Director Carol Reed, one of the great talents of the British film industry in the 1940s and 1950s can't do much with the script, which takes the plot twists and lets the audience in on them far too early. While the effect is not inept, it is not particularly interesting and is best viewed on a dull afternoon.
What happened in Paris? I'm still waiting.
The romantic team of John Loder and Nancy Burnes really have no chemistry in this so-called sophisticated comedy where they meet over a pair of ladies underwear, fight, declare their dislike each other and before you know it are calling each other darling. The opening scene with a pair of her panties flying out of the window and ending up on a innocent man's shoulder, tossed into a sewer and ending up with a cute monkey is the best moment of the film which focuses on a struggling artist (Loder) and a promising dress designer (Burnes) who I guess finally bury their differences in their shared experiences of struggling, and before you know it, they are sharing every romantic aspect of the city of lights.

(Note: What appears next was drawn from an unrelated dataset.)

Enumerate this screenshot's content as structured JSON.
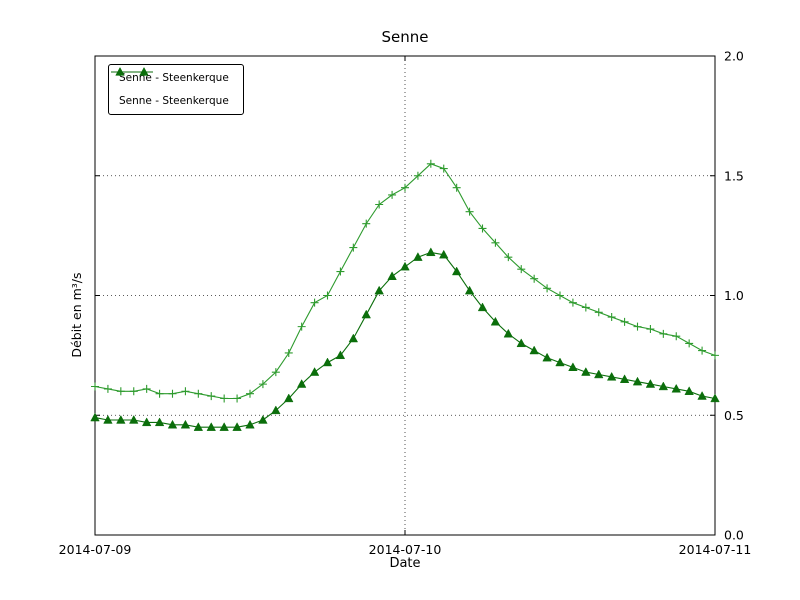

When the shrill sounding Burnes brakes into a song that takes the camera outside of the room where a party is happening and flashes on different parts of the city, I could just imagine all the fast forwarding going on a viewers who couldn't take any more of it. She's attractive enough and he's quite handsome, but they are beyond generic in screen charisma. Of course, he's keeping a secret, not being as poor and struggling as she thought. I had high hopes for this as a sophisticated romantic comedy, and found alit deadly dull.